Inutile dirvi che non è così: “Abbiamo sempre fatto in questo modo” è un’asserzione priva di basi strategiche, di programmaticità e di spirito imprenditoriale.
Così è, se vi pare. E anche se non vi pare
E oggi più che mai, il cambiamento è l’unica costante di cui disponiamo, sia che si parli di aziende e sia che si parli di lavoratori. È inutile far finta di niente, il Covid sta accelerando alcune dinamiche e ne sta innescando di nuove: il lavoro da remoto o il commercio elettronico, per fare due esempi particolarmente in voga, sono migliorie che attendevano alla finestra già da tempo e che il lockdown e le restrizioni stanno inevitabilmente facilitando. Il mondo del lavoro e quello del commercio devono accettare che non esiste una via alternativa, non esiste un modo per ritardare l’inevitabile.
Ciò che possiamo fare noi, invece, è comprendere che il cambiamento non è una minaccia, ma un’opportunità.
Davvero è così complicato da comprendere?
C’era una volta…
C’era una volta una grossa, grossissima società, leader di mercato nel comparto del noleggio.
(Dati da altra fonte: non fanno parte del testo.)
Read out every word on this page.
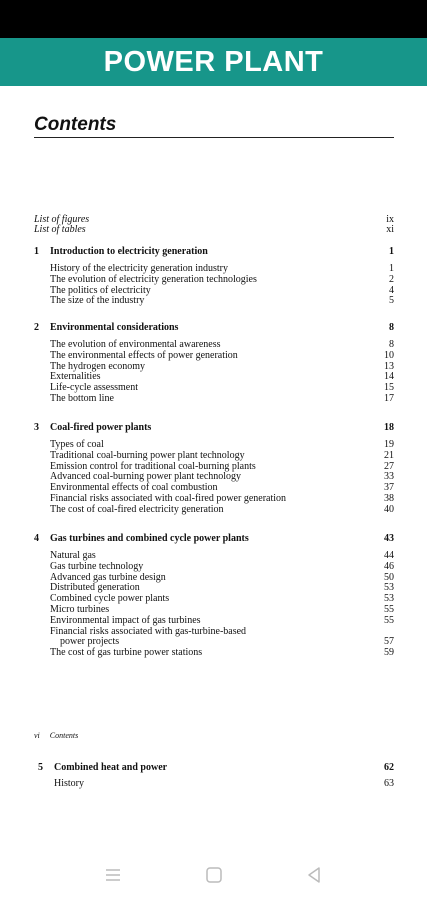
POWER PLANT
Contents
List of figures	ix
List of tables	xi
1 Introduction to electricity generation	1
History of the electricity generation industry	1
The evolution of electricity generation technologies	2
The politics of electricity	4
The size of the industry	5
2 Environmental considerations	8
The evolution of environmental awareness	8
The environmental effects of power generation	10
The hydrogen economy	13
Externalities	14
Life-cycle assessment	15
The bottom line	17
3 Coal-fired power plants	18
Types of coal	19
Traditional coal-burning power plant technology	21
Emission control for traditional coal-burning plants	27
Advanced coal-burning power plant technology	33
Environmental effects of coal combustion	37
Financial risks associated with coal-fired power generation	38
The cost of coal-fired electricity generation	40
4 Gas turbines and combined cycle power plants	43
Natural gas	44
Gas turbine technology	46
Advanced gas turbine design	50
Distributed generation	53
Combined cycle power plants	53
Micro turbines	55
Environmental impact of gas turbines	55
Financial risks associated with gas-turbine-based
power projects	57
The cost of gas turbine power stations	59
vi Contents
5 Combined heat and power	62
History	63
C’era una volta anche un’altra società, anch’essa operativa nello stesso segmento, molto più piccola, ma anche molto più disposta a mettersi in discussione e a domandarsi cosa avesse in serbo il futuro.
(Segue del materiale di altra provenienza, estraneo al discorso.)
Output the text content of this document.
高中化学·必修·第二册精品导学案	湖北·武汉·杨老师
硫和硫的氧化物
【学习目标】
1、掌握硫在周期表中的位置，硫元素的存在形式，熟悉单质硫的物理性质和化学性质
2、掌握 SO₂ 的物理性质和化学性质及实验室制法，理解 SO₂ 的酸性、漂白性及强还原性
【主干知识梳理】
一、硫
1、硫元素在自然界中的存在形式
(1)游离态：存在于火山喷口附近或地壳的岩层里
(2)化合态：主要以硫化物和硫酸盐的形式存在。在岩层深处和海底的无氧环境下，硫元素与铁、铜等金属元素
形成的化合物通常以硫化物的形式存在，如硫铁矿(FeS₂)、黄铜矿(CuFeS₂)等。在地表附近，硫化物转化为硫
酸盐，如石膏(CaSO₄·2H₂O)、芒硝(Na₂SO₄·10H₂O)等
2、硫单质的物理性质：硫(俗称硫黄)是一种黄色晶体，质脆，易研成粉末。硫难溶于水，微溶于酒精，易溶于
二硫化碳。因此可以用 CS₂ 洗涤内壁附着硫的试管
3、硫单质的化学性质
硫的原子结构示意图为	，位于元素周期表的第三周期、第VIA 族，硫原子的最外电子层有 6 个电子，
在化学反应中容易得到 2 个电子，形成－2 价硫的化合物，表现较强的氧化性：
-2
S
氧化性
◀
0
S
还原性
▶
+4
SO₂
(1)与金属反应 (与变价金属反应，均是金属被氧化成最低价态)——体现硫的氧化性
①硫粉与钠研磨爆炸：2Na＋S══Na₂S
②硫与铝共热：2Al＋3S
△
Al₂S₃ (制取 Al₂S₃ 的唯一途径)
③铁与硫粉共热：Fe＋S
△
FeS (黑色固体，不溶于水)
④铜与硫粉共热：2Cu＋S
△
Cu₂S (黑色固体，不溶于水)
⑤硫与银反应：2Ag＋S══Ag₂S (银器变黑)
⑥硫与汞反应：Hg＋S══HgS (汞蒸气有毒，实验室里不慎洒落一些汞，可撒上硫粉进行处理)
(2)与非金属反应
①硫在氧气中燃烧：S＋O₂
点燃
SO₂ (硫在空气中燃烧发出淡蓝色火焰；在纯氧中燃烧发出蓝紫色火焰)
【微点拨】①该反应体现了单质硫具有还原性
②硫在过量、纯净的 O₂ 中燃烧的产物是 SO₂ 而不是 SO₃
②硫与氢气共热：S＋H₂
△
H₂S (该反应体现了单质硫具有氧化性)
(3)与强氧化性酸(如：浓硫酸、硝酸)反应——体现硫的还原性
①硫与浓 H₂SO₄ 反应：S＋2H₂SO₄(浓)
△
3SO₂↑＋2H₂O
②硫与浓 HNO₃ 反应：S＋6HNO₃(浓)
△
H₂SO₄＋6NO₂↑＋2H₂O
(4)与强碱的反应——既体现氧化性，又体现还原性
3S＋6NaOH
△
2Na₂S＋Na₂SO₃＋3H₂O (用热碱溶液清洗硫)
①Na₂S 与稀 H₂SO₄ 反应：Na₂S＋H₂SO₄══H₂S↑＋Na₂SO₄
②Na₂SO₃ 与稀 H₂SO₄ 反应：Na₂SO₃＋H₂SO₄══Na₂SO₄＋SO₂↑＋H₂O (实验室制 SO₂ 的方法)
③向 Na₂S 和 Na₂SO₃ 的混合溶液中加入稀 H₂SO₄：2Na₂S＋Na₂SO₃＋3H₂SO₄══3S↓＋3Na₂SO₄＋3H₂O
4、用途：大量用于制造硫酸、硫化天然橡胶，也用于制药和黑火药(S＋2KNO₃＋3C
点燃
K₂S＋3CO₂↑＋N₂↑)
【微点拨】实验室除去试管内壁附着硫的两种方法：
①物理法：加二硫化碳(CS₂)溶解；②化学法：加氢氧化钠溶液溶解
La piccola azienda pronta a mettersi in discussione aveva avviato una serie di modifiche nel proprio sistema di distribuzione; poi, lentamente, iniziò anche ad estendere i propri interessi verso nuovi servizi. Intanto, la grande azienda leader di mercato continuava a crogiolarsi nella propria grandezza, sempre più convinta che mai nessuno avrebbe potuto buttarla giù dal suo piedistallo.
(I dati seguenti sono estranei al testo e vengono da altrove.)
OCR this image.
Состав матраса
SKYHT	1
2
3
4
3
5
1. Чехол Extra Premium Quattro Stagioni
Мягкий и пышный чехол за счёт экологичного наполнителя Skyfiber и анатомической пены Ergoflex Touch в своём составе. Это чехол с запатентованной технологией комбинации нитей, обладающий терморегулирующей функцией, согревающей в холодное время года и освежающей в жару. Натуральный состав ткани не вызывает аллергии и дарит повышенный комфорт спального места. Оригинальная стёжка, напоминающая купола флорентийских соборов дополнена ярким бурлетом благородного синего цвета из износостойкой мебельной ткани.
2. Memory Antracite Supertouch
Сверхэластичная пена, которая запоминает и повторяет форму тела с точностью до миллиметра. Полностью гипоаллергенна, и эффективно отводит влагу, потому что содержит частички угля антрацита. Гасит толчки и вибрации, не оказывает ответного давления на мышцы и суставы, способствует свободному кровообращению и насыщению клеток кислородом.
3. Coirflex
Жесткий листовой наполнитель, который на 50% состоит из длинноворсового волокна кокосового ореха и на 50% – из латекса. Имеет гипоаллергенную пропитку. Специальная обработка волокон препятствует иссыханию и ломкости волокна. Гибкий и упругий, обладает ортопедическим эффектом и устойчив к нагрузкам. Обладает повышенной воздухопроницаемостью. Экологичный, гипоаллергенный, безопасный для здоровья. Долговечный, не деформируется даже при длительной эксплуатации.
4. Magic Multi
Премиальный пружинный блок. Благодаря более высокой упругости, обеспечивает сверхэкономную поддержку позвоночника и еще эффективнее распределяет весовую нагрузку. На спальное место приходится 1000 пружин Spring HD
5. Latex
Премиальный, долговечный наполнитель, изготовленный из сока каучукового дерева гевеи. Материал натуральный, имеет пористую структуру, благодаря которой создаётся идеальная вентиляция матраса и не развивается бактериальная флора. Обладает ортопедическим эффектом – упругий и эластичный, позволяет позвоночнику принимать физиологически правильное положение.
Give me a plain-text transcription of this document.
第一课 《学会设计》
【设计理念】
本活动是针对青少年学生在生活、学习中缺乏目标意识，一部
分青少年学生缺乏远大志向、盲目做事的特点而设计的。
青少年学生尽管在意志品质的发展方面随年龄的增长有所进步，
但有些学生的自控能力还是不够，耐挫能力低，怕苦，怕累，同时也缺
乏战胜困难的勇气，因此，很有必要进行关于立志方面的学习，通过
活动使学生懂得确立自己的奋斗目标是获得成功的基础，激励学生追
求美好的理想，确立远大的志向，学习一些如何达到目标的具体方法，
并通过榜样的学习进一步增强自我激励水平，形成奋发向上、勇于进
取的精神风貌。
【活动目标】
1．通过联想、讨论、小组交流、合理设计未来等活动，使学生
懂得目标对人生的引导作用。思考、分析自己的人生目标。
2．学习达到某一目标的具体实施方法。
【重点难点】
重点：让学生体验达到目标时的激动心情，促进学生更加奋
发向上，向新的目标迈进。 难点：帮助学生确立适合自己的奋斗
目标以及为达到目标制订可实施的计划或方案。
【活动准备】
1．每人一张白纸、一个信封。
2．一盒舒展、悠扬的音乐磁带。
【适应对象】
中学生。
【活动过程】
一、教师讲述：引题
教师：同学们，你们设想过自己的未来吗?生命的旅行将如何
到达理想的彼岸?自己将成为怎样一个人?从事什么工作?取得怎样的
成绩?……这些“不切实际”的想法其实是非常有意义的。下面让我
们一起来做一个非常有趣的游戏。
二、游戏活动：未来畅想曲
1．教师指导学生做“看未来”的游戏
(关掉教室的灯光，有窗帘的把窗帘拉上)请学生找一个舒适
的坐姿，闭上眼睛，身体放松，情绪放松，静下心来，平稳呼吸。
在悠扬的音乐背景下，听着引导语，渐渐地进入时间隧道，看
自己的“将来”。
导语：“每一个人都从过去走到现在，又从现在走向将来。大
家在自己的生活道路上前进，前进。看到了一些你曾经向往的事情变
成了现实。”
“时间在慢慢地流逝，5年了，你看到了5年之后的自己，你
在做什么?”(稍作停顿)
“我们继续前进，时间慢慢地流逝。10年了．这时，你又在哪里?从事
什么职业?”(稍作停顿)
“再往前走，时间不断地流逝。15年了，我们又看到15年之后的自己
Passarono i mesi, gli anni, e il mercato stava lentamente, ma inesorabilmente mutando. La gente aveva gradualmente perso l’abitudine del noleggio, ma la grande società continuava a dirsi convinta che mai nessuno avrebbe potuto scalfirla. Eppure i suoi negozi avevano iniziato a registrare bilanci in rosso, poi a chiudere. Il primo, il quinto, il centesimo, il millesimo… A un certo punto, la grande società si rese conto che non era più poi così grande. E qualche mese dopo ancora, non era più neppure una società: era fallita.
E la piccola società nel frattempo? Sono sicura che la piccola società di cui parlo la conoscete bene, molto bene: si chiamava, e si chiama Netflix. La grande società invece? Se non siete troppo giovani, conoscete anche quella: si chiama, si chiamava Blockbuster.
What else?
Cogliete l’occasione!
Se vogliamo trarre una morale – e noi vogliamo trarre una morale – è che il cambiamento in sé non è un bene né un male, ma è qualcosa di fisiologico, di naturale, di inevitabile. Altro e tanto inevitabile, però, è accogliere la logica dell’adattamento, necessaria per chiunque desideri sopravvivere; vale nel mondo aziendale, in quello del lavoro e persino nel regno animale: possiamo adattarci al cambiamento, sopravvivere e magari uscirne anche più forti di prima, oppure possiamo rifiutarlo, come fecero il mammut, la tigre della Tasmania e il cervo gigante: avete mai visto uno di questi esemplari? Ecco.